Por LUIZ MARQUES*
Decifrar o enigma, reatualizado em tempos de fake news, como antídoto à estratégia para destruir – por dentro – a fé na democracia
Após o século XVIII, com a destruição do regime fundado sobre a hereditariedade, o direito divino e os privilégios aristocráticos, a democracia foi vinculada à presunção do governo do povo para o povo. Dois séculos adiante, a Société du Mont-Pèlerin (Hayek, Mises) erigiu a liberdade individual como valor supremo. Desde então, as liberdades coletivas e a igualdade sofrem investidas por parte da dominação capitalista. Movida pela dinâmica selvagem de acumulação sem uma preocupação climática, a história entendida como progresso linear não cumpriu as promessas de igualitarização, e esgaçou as desigualdades. Calcada na liberdade individual, que a economia traduziu por laissez-faire, a modernização ficou sintetizada nos mandamentos do Consenso de Washington (1989).
O retorno ao universalismo do iluminismo oitocentista no pensamento contemporâneo (vide o número de publicações neoiluministas, no último período) é a reação ao desigualitarismo crescente, que Pierre Bourdieu e colaboradores enfeixaram na pesquisa sobre a exclusão, em A miséria do mundo. Era o prenúncio das ações desintegradoras do neoliberalismo, impulsionado por Margaret Thatcher e Ronald Reagan. O resultado foi a mercantilização dos humanos e da natureza pela (ir)racionalidade que plantou a semente do neofascismo, para celebrar o livre mercado e colher o obscurantismo que exala o ódio sob um pseudopatriotismo. Nunca tantos foram tão bestializados.

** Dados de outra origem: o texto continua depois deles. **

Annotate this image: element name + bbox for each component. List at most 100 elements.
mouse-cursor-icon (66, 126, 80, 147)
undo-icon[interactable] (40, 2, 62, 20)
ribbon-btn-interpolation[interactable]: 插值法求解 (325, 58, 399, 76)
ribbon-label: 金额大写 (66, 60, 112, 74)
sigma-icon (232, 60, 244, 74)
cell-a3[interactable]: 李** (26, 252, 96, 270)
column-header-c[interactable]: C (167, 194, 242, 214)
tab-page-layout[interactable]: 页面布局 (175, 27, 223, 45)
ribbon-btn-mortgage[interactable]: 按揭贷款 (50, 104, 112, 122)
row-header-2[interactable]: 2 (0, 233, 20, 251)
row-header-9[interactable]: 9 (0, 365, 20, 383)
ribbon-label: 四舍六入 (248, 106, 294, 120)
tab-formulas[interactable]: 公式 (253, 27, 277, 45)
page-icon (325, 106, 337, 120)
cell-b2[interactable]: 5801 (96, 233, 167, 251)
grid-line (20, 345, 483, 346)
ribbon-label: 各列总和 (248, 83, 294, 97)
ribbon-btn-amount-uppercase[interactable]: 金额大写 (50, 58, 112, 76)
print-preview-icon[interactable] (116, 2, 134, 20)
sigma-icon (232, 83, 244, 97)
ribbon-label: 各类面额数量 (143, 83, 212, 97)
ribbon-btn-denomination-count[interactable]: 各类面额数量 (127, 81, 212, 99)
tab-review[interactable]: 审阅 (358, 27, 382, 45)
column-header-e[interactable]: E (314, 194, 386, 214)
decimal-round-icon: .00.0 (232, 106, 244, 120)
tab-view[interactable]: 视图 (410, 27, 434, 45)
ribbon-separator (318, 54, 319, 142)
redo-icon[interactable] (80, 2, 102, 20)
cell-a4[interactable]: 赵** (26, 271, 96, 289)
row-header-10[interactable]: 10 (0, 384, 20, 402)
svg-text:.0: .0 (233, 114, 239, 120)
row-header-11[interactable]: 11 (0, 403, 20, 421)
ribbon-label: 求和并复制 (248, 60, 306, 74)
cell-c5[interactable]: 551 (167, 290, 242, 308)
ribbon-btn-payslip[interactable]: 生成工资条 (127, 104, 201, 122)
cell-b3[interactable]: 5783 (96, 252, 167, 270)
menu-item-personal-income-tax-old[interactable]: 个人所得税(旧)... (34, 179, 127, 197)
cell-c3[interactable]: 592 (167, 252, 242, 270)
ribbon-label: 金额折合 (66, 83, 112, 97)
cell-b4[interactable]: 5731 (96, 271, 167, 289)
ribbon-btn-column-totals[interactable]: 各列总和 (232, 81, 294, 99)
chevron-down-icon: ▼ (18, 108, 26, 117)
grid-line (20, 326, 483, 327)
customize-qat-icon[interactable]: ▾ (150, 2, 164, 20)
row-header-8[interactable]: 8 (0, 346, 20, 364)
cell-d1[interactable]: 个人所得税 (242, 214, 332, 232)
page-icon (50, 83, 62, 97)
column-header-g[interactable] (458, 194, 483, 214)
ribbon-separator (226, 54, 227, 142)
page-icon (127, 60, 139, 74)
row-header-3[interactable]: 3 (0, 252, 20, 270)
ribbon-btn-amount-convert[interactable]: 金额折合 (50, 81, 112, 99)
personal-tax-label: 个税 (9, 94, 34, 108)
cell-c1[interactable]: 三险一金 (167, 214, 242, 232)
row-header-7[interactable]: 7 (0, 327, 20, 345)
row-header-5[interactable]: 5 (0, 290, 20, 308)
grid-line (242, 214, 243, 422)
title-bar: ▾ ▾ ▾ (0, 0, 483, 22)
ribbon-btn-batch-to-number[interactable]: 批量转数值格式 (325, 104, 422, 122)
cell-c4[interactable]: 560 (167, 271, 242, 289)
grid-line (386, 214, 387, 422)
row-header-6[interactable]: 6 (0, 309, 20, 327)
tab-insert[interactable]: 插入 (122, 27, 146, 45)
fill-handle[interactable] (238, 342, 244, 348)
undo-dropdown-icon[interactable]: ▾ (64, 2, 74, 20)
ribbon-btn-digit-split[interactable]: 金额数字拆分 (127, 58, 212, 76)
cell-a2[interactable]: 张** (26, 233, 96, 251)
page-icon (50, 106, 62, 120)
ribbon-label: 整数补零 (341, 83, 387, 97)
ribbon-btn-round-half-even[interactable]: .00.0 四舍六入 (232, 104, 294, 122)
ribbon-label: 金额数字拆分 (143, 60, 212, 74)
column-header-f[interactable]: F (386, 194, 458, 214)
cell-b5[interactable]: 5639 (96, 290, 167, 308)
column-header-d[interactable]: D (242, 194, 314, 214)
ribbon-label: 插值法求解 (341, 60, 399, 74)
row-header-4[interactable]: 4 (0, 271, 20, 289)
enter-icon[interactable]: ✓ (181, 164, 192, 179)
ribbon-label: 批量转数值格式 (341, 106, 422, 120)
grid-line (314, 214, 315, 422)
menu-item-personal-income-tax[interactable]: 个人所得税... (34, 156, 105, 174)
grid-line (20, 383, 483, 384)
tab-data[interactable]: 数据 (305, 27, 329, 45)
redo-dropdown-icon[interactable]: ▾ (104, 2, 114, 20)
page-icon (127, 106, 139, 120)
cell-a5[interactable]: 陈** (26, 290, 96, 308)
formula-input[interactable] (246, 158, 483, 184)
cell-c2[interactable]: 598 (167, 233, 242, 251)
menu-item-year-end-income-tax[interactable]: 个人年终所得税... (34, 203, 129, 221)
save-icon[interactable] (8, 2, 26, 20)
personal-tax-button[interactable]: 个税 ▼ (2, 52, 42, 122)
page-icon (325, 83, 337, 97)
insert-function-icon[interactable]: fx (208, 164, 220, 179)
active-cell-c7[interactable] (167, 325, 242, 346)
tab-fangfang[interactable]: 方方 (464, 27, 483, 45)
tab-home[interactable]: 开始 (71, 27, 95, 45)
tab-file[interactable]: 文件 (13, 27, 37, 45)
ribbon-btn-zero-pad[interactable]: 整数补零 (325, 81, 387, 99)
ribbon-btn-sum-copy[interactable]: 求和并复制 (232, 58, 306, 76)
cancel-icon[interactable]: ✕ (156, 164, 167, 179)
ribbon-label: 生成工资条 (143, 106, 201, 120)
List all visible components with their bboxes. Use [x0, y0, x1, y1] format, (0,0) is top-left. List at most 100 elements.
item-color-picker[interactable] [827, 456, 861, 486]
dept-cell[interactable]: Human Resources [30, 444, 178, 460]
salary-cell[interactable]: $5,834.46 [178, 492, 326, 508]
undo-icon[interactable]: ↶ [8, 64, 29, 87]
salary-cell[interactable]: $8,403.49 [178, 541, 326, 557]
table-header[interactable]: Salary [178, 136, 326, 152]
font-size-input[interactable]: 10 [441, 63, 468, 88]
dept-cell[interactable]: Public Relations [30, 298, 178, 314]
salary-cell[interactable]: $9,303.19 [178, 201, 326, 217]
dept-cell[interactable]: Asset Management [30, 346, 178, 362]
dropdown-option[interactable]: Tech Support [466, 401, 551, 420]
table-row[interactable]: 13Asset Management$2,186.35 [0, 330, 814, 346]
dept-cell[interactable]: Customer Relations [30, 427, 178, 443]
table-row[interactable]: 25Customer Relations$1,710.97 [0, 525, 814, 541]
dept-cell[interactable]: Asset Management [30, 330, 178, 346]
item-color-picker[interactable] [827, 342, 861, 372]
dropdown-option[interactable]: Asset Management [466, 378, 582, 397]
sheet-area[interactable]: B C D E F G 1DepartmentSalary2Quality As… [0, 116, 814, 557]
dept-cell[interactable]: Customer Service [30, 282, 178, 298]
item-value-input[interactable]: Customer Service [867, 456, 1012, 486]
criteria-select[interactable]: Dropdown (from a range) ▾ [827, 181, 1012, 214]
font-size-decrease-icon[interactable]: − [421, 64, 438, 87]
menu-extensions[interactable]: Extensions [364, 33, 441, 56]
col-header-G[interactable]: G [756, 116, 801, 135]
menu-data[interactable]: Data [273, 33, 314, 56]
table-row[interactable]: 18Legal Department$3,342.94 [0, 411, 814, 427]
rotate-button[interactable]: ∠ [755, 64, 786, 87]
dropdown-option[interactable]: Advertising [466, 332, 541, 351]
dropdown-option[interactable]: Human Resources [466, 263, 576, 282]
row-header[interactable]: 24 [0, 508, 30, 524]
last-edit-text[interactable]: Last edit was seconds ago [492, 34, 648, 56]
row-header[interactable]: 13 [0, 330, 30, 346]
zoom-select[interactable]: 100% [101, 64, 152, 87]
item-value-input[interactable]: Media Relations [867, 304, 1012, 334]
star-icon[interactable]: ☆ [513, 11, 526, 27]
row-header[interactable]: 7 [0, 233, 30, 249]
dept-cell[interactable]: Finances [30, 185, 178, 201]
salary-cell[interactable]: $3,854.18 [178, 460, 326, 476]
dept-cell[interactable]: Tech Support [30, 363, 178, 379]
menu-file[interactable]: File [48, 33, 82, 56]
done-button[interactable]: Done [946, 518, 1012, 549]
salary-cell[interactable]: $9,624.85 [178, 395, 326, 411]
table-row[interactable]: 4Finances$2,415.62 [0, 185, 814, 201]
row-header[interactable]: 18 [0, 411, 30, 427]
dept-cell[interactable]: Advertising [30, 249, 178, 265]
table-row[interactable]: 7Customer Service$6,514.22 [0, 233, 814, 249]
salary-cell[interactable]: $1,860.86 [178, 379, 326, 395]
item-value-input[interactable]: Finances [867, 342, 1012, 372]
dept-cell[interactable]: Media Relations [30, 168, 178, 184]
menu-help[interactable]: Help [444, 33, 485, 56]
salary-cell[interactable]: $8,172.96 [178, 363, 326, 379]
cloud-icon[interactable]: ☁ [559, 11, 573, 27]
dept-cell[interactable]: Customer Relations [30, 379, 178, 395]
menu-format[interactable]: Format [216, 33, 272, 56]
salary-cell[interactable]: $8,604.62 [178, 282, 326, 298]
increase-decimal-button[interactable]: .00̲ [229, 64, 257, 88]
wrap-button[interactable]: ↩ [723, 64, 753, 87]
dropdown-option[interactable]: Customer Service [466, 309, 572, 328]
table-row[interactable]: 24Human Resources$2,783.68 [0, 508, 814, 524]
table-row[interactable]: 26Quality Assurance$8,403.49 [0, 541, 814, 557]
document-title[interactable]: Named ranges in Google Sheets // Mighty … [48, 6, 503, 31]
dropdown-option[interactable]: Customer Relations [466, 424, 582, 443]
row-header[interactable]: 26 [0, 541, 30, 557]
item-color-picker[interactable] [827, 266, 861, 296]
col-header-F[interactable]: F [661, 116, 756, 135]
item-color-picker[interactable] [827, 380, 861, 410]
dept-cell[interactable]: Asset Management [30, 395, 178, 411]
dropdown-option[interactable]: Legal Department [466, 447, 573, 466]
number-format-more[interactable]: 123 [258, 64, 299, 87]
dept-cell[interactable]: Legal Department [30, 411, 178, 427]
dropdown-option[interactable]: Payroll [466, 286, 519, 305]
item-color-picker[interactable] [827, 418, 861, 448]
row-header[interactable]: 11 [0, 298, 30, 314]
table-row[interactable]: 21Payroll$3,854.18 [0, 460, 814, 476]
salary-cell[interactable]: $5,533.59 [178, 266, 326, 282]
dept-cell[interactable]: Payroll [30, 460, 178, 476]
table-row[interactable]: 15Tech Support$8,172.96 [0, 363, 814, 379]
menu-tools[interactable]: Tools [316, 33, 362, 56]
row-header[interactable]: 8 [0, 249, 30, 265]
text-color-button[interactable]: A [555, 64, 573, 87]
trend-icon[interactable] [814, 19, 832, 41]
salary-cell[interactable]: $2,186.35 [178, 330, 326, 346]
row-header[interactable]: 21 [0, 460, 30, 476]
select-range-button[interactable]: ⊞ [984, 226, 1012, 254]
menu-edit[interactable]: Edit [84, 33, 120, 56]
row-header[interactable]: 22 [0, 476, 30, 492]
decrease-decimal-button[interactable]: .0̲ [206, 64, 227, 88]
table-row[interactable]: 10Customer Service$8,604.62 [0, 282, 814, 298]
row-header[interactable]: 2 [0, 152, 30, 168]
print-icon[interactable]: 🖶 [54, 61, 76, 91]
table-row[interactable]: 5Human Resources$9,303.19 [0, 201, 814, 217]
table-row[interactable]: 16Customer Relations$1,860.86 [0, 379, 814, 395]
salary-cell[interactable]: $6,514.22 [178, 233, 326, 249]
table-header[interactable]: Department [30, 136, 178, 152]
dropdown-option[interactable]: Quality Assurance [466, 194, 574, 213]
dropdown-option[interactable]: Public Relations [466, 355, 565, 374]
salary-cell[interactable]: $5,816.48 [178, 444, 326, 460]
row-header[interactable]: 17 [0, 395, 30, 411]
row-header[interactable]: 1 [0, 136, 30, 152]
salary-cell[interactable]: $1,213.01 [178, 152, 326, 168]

Na atualidade, a noção de direitos é absorvida pela apologia da propriedade privada. Essa é a tese desenvolvida por Alain Touraine, em Critique de la modernité, no tópico onde pergunta o que é a democracia. Tema que será dissecado pelo sociólogo no ano subsequente (1994), momento em que lança uma obra específica sobre o assunto: Qu’est-ce que la démocratie? Diversas categorias de análise se prestam a decifrar o enigma, reatualizado em tempos de fake news, como antídoto à estratégia para destruir – por dentro – a fé na democracia. Uma lista de construtos desfila abaixo.
1) Soberania popular. É reivindicada pelo populismo de esquerda com inflexão democrática ao assumir o acolhimento da maioria nas urnas que, segundo Alexis de Tocqueville, em A democracia na América, pode descambar na “tirania da maioria”. Ou no totalitarismo, sob o nazifascismo. Nos Estados Unidos e no Brasil, a soberania popular foi distorcida pelos reclames enfurecidos do populismo da extrema-direita ao invadir o Capitólio, lá, e ao afrontar o Supremo Tribunal Federal (STF), aqui. A epifania verde-amarela vandalizou símbolos da governabilidade republicana aos berros: “Supremo é o povo”. Desvios constitucionais que cobram punições ágeis e severas. Ao revés, em Tel Aviv, 100 mil manifestantes foram as ruas protestar contra a redução de poderes da Suprema Corte israelense, proposta encaminhada pelo governo autoritário de Benjamin Netanyahu.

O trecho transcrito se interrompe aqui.